April 20, 2023
ISLAMABAD: In a bid to fulfil the promises made to the International Monetary Fund (IMF), the Ministry of Finance is all set to sternly oppose a draft summary proposed on the provision of cross-fuel subsidy, according to a report published in The News.
The Ministry of Petroleum prepared the draft summary and circulated it among different ministries for comments before the upcoming Economic Coordination Committee (ECC) meeting expected after the Eid ul Fitr holidays.
Under the subsidy, the petroleum product prices will be hiked by Rs75 per litre for all vehicles of 1,000cc and above for subsidising petrol to 800cc vehicles and motorbikes.
An official from the finance ministry said that the petrol scheme was still at the draft stage.
The Petroleum Division had moved a draft summary to the ECC for comments, as per practice. “We are preparing our comments and also consulting the IMF. It is nowhere near approval,” he said, adding that the response of the Ministry of Finance would be known to everyone soon.

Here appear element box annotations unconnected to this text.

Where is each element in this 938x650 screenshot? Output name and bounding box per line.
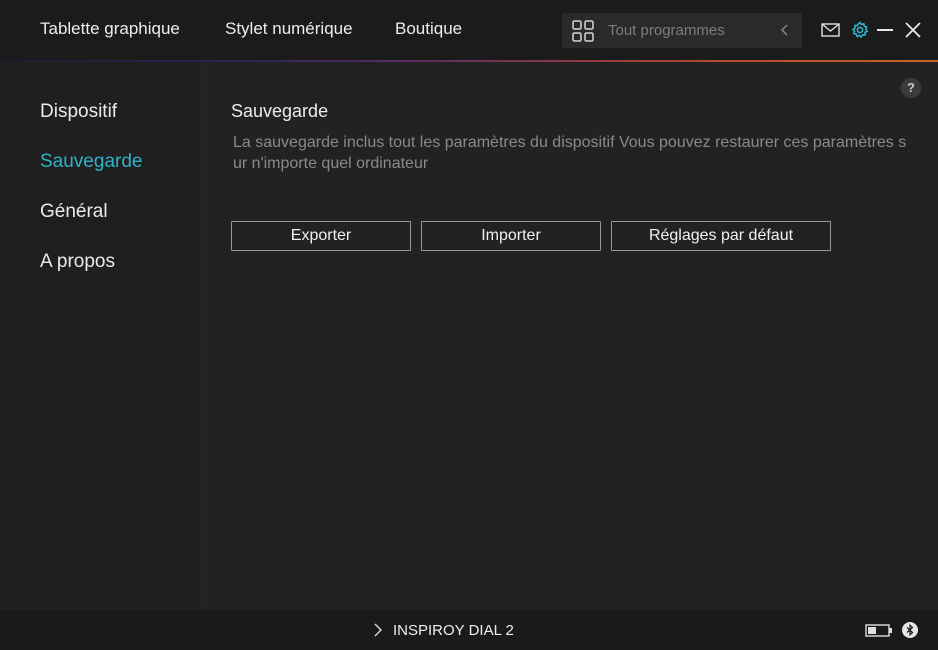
device-name[interactable]: INSPIROY DIAL 2 bbox=[393, 622, 514, 639]
page-title: Sauvegarde bbox=[231, 101, 329, 121]
export-button[interactable]: Exporter bbox=[231, 221, 411, 251]
minimize-icon[interactable] bbox=[876, 21, 894, 39]
mail-icon[interactable] bbox=[821, 22, 840, 38]
section-description: La sauvegarde inclus tout les paramètres… bbox=[233, 134, 907, 172]
top-bar: Tablette graphique Stylet numérique Bout… bbox=[0, 0, 938, 60]
battery-icon bbox=[865, 624, 892, 637]
sidebar: Dispositif Sauvegarde Général A propos bbox=[0, 62, 201, 610]
tab-stylet-numerique[interactable]: Stylet numérique bbox=[225, 19, 353, 39]
status-bar: INSPIROY DIAL 2 bbox=[0, 610, 938, 650]
grid-icon[interactable] bbox=[572, 20, 594, 42]
chevron-right-icon[interactable] bbox=[372, 623, 384, 637]
bluetooth-icon bbox=[902, 622, 918, 638]
gear-icon[interactable] bbox=[851, 21, 869, 39]
close-icon[interactable] bbox=[904, 21, 922, 39]
restore-defaults-button[interactable]: Réglages par défaut bbox=[611, 221, 831, 251]
help-icon[interactable]: ? bbox=[901, 78, 921, 98]
chevron-left-icon[interactable] bbox=[778, 23, 792, 37]
sidebar-item-a-propos[interactable]: A propos bbox=[40, 251, 115, 273]
tab-tablette-graphique[interactable]: Tablette graphique bbox=[40, 19, 180, 39]
tab-boutique[interactable]: Boutique bbox=[395, 19, 462, 39]
sidebar-item-general[interactable]: Général bbox=[40, 201, 108, 223]
sidebar-item-sauvegarde[interactable]: Sauvegarde bbox=[40, 151, 142, 173]
program-selector[interactable]: Tout programmes bbox=[562, 13, 802, 48]
program-selector-placeholder: Tout programmes bbox=[608, 22, 725, 39]
sidebar-item-dispositif[interactable]: Dispositif bbox=[40, 101, 117, 123]
import-button[interactable]: Importer bbox=[421, 221, 601, 251]
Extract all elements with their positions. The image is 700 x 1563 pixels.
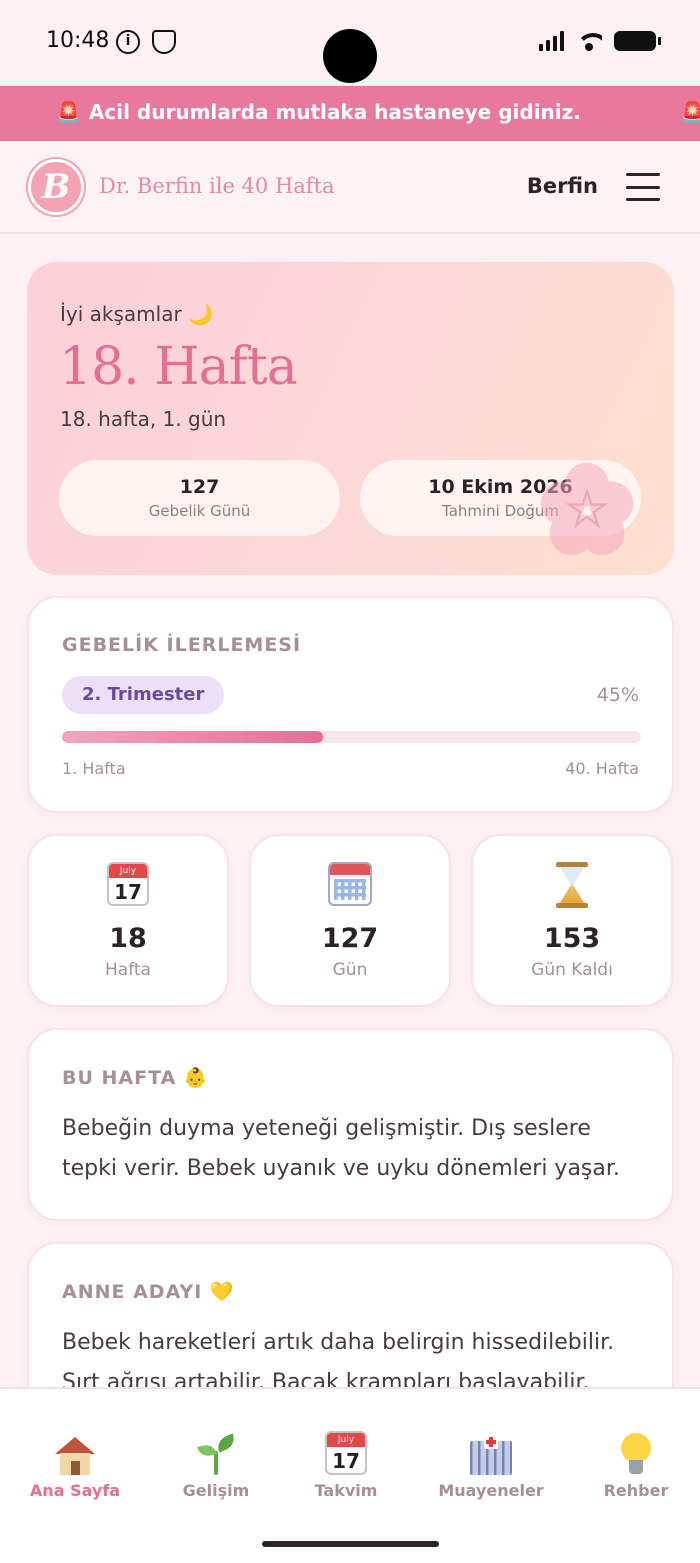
calendar-icon: July 17 xyxy=(29,862,227,910)
this-week-card[interactable]: BU HAFTA 👶 Bebeğin duyma yeteneği gelişm… xyxy=(27,1028,674,1221)
stat-value: 18 xyxy=(109,923,147,954)
progress-percent: 45% xyxy=(596,684,639,706)
nav-label: Rehber xyxy=(603,1481,669,1500)
week-day-subtitle: 18. hafta, 1. gün xyxy=(60,407,227,431)
emergency-alert-banner: 🚨 Acil durumlarda mutlaka hastaneye gidin… xyxy=(0,86,700,141)
hospital-icon xyxy=(421,1429,561,1475)
current-week-title: 18. Hafta xyxy=(59,337,298,397)
status-bar: 10:48 i xyxy=(0,0,700,86)
pregnancy-day-pill: 127 Gebelik Günü xyxy=(59,460,340,536)
signal-icon xyxy=(539,31,564,51)
nav-item-home[interactable]: Ana Sayfa xyxy=(5,1429,145,1500)
hourglass-icon xyxy=(473,862,671,910)
status-left-icons: i xyxy=(116,30,176,54)
nav-item-examinations[interactable]: Muayeneler xyxy=(421,1429,561,1500)
sprout-icon xyxy=(146,1429,286,1475)
stat-card-days[interactable]: 127 Gün xyxy=(249,834,451,1007)
lightbulb-icon xyxy=(566,1429,700,1475)
spiral-calendar-icon xyxy=(251,862,449,910)
nav-label: Gelişim xyxy=(182,1481,250,1500)
home-icon xyxy=(5,1429,145,1475)
nav-item-calendar[interactable]: July 17 Takvim xyxy=(276,1429,416,1500)
status-time: 10:48 xyxy=(46,28,110,53)
alert-text: Acil durumlarda mutlaka hastaneye gidini… xyxy=(88,100,581,124)
siren-icon: 🚨 xyxy=(680,100,700,124)
alert-message: 🚨 Acil durumlarda mutlaka hastaneye gidin… xyxy=(56,100,581,124)
stat-value: 153 xyxy=(543,923,601,954)
app-logo[interactable]: B xyxy=(28,159,84,215)
this-week-title: BU HAFTA 👶 xyxy=(62,1067,209,1089)
status-right-icons xyxy=(539,31,661,51)
pregnancy-day-label: Gebelik Günü xyxy=(148,502,251,520)
app-header: B Dr. Berfin ile 40 Hafta Berfin xyxy=(0,141,700,234)
flower-decoration-icon xyxy=(540,462,634,556)
mother-title: ANNE ADAYI 💛 xyxy=(62,1281,235,1303)
info-icon: i xyxy=(116,30,140,54)
this-week-text: Bebeğin duyma yeteneği gelişmiştir. Dış … xyxy=(62,1116,620,1181)
stat-label: Gün xyxy=(332,960,368,980)
stat-label: Gün Kaldı xyxy=(531,960,613,980)
stat-card-weeks[interactable]: July 17 18 Hafta xyxy=(27,834,229,1007)
nav-label: Muayeneler xyxy=(438,1481,544,1500)
bottom-navigation: Ana Sayfa Gelişim July 17 Takvim Muayenel… xyxy=(0,1387,700,1563)
nav-item-guide[interactable]: Rehber xyxy=(566,1429,700,1500)
pregnancy-progress-card: GEBELİK İLERLEMESİ 2. Trimester 45% 1. H… xyxy=(27,596,674,813)
stat-value: 127 xyxy=(321,923,379,954)
home-indicator[interactable] xyxy=(262,1541,439,1547)
progress-start-label: 1. Hafta xyxy=(62,759,126,778)
user-name[interactable]: Berfin xyxy=(527,174,598,198)
pregnancy-day-value: 127 xyxy=(179,476,220,498)
progress-bar-fill xyxy=(62,731,323,743)
siren-icon: 🚨 xyxy=(56,100,81,124)
greeting: İyi akşamlar 🌙 xyxy=(60,302,213,326)
trimester-badge: 2. Trimester xyxy=(62,676,225,714)
wifi-icon xyxy=(576,31,602,51)
progress-end-label: 40. Hafta xyxy=(565,759,639,778)
app-title: Dr. Berfin ile 40 Hafta xyxy=(99,174,335,198)
progress-title: GEBELİK İLERLEMESİ xyxy=(62,634,302,656)
hero-week-card: İyi akşamlar 🌙 18. Hafta 18. hafta, 1. g… xyxy=(27,262,674,575)
nav-item-development[interactable]: Gelişim xyxy=(146,1429,286,1500)
hamburger-menu-icon[interactable] xyxy=(626,173,660,201)
battery-icon xyxy=(614,31,661,51)
nav-label: Takvim xyxy=(314,1481,378,1500)
shield-icon xyxy=(152,30,176,54)
stat-label: Hafta xyxy=(105,960,151,980)
progress-bar xyxy=(62,731,641,743)
stat-card-days-left[interactable]: 153 Gün Kaldı xyxy=(471,834,673,1007)
camera-cutout xyxy=(323,29,377,83)
calendar-icon: July 17 xyxy=(276,1429,416,1475)
nav-label: Ana Sayfa xyxy=(29,1481,121,1500)
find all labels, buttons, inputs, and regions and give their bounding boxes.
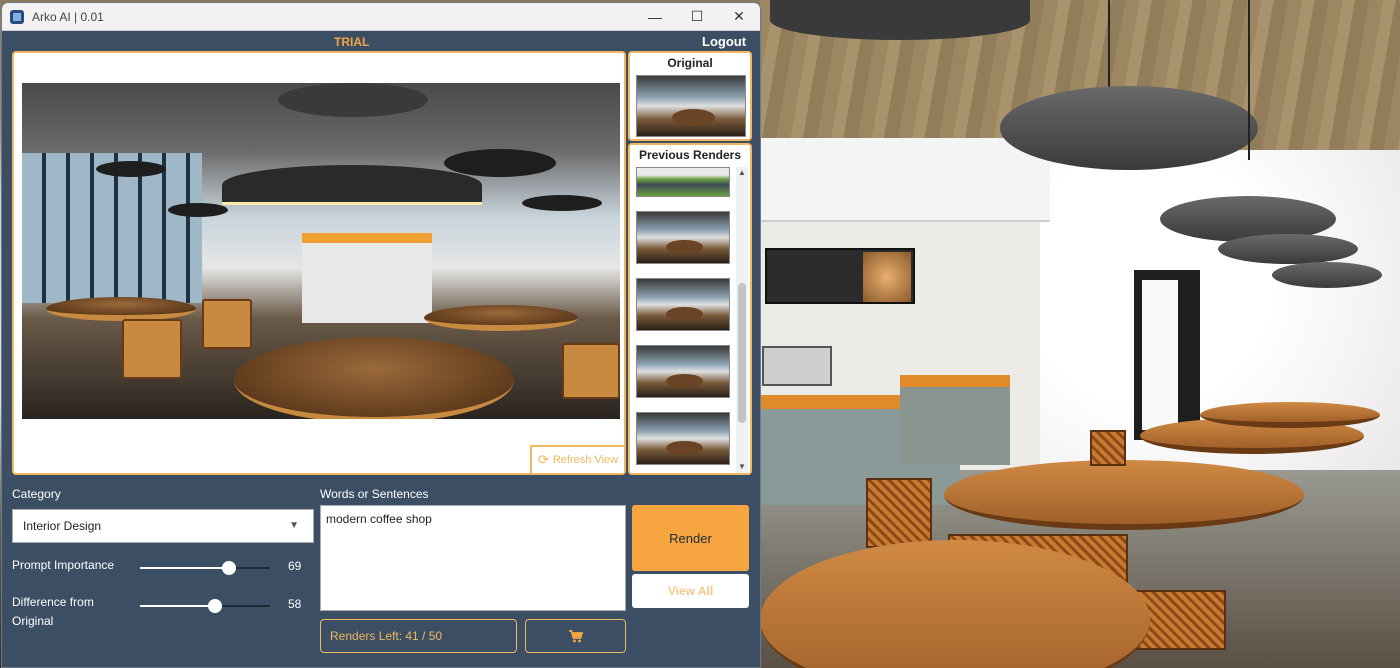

The official recalled that such a scheme had been proposed during the Pakistan Tehreek-e-Insaf (PTI) government but could not be implemented.
Former finance minister Miftah Ismail also allocated Rs48 billion on account of the Sasta Petrol Scheme in the last budget, but these resources were diverted towards flood affected-areas.
Such a scheme cannot be implemented in a transparent manner in Pakistan and the ministry would send its official comments soon, he said.
In March, Prime Minister Shehbaz Sharif announced the government's plans for fuel pricing. While economists warned the decision could hinder a crucial IMF payout needed to prevent economic collapse, the government said that it was a scheme, not a subsidy.
The IMF officials were quick to share that the Pakistani government did not consult the global lender on its petrol subsidy for low-income groups before the announcement.
Earlier, The News reported that the Fund has asked the Pakistani authorities to provide more details about the petrol relief package causing more delay in the signing of the staff-level agreement.
The half-baked cross-fuel subsidy proposal by the petroleum ministry has failed to convince the Fund, which has rejected the initial plan arguing that more details are required to verify its sustainability.
Pakistan has been trying to convince the Washington-based lender to release the next tranche of the bailout programme since the IMF funding stalled in November, hit by snags over fiscal policy adjustments after officials of the lender visited Islamabad in February for talks.
They formed part of a ninth review exercise on a bailout package of $6.5 billion agreed upon in 2019 whose resumption is critical for Pakistan to avoid risking default on external payment obligations.